К счастью, прохожих поблизости не было, и никто, кроме Нюты и Юматовой, не оказался свидетелем происшедшей сцены. На этот раз обычно сдержанная Юматова рассердилась:

– Это невозможно, Катя! Ты, действительно, мальчишка, настоящий мальчишка, а не сестра милосердия! Как тебе не стыдно! Что если бы Семенов увидел нас? Сгореть со стыда можно!

– Леля, Лелечка, райское солнышко мое, брильянтовая, не злись, не порти своих печенок! Ей-Богу, не стоит! А если ты будешь продолжать свои нотации, клянусь пятипроцентным раствором сулемы, я при всей улице прыгну тебе на шею и буду тебя целовать до тех пор, пока ты не замолчишь. Ну, берегись же, даю тебе три секунды на размышление. Раз, два, три, начинаю. Раз…

– Сумасшедшая ты, и больше ничего! – не будучи в силах долго сердиться на свою резвую подругу, улыбнулась Юматова.

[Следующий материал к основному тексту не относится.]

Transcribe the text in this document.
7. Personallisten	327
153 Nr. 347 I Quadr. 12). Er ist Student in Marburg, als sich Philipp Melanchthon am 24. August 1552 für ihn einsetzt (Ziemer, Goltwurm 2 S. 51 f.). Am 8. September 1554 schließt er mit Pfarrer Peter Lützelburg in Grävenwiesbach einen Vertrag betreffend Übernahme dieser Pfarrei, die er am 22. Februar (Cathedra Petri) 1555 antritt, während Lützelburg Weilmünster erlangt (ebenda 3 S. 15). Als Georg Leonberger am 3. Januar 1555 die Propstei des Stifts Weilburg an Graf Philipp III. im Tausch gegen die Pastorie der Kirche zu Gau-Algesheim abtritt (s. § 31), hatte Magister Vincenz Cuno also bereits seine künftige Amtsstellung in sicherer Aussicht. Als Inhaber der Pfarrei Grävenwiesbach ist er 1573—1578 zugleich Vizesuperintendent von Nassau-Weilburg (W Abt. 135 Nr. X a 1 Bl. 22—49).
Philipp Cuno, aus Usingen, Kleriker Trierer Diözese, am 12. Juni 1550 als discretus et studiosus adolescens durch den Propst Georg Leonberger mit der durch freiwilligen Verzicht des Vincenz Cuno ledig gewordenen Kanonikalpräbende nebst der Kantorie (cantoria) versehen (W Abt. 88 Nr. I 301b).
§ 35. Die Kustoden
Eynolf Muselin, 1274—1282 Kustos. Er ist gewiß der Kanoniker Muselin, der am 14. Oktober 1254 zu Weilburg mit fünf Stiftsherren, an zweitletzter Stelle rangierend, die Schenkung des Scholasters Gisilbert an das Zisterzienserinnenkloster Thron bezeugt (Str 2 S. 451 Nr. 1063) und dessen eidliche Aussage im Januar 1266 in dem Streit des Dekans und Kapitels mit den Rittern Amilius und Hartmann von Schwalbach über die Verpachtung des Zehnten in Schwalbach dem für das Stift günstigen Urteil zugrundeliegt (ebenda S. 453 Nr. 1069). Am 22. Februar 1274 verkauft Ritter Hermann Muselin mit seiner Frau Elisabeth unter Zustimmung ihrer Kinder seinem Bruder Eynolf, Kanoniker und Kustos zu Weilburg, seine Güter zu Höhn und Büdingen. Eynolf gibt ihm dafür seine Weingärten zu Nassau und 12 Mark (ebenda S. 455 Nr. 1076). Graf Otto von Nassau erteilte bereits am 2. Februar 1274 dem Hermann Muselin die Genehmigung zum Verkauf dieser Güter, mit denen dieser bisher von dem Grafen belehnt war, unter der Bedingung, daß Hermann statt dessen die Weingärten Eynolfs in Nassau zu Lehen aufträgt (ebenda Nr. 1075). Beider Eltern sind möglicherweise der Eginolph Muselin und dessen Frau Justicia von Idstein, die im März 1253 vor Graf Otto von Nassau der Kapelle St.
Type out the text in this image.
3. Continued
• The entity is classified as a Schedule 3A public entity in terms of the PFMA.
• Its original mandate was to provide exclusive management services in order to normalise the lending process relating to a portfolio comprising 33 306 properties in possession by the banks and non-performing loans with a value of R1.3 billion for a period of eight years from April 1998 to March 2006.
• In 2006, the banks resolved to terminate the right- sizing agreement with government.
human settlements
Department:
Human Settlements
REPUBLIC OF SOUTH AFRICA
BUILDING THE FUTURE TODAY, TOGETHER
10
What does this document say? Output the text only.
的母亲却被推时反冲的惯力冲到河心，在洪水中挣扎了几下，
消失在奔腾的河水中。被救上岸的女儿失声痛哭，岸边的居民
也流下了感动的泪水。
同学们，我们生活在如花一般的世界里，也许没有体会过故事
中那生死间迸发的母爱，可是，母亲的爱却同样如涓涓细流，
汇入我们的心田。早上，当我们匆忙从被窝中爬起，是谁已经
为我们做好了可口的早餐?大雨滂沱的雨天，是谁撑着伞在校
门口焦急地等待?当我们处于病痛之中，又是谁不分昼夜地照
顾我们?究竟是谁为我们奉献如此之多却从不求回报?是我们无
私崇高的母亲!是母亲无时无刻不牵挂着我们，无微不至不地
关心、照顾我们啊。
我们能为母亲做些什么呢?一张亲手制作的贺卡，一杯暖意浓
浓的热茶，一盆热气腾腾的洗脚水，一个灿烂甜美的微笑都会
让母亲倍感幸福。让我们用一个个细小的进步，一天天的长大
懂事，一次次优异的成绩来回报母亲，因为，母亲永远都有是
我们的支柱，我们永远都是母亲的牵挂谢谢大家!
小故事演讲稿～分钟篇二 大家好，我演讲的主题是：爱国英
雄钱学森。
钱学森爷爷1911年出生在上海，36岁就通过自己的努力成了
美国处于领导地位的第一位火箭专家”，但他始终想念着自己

– Ну, так, стало быть, мир? – засмеялась Катя и, сделав совершенно серьезное лицо и придав ему выражение лица Марьи Викторовны, прошептала ее голосом, пришепетывая и любезно-приторно улыбаясь ехидной улыбкой:

– Сестры, будьте же тише, скромнее, помните ваше великое назначение… и потом… Вот Невский проспект.

Нюта не могла сдерживаться больше и весело рассмеялась. Улыбнулась и серьезная, грустная Юматова. Выходка Розочки не могла не рассмешить.

– Господа сестрички, до жалованья недалеко, перед деньгами денег нет… Да и какие же деньги пять рублей в месяц, посудите сами… А те, что прислал папа, я давно порастрясла… Ну-ка, Леля, и у вас, Мариночка, как насчет финансов? – неожиданным вопросом закончила Катя свою речь.

Нюта вспыхнула.

Она жила на те свои три рубля в месяц, которые получала от общины в качестве «испытуемой». Вспомогательных же сумм ей неоткуда было получать. Но сдержанная, приученная матерью с детства, она умела обходиться этой крошечной суммой и умудрялась еще делиться ею с приходящей в амбулаторию беднотой. Сейчас у нее оставался один полтинник, на который она мечтала купить что-нибудь выздоравливающему Джиованни, к которому горячо привязалась со времени роковой ночи.

– А что? – обратилась она к Розочке, смущенно вспыхнув от подбородка до корней своих светлых волос.

– Ничего… я хотела предложить купить в складчину форму мороженого или пломбира.

– И думать не смей! – вспыхнула Юматова.

– Зимой мороженое? Ах, Катя, Катя! Когда ты станешь умнее!

– А мне, представь себе, кажется, что я уж и так чересчур умна, – с комическим вздохом шепнула шалунья.

– Ах! – вскрикнула вдруг испуганно Нюта.

– Сестра Трудова, что с вами? – спросила Юматова, инстинктивным движением подхватив ее под руку.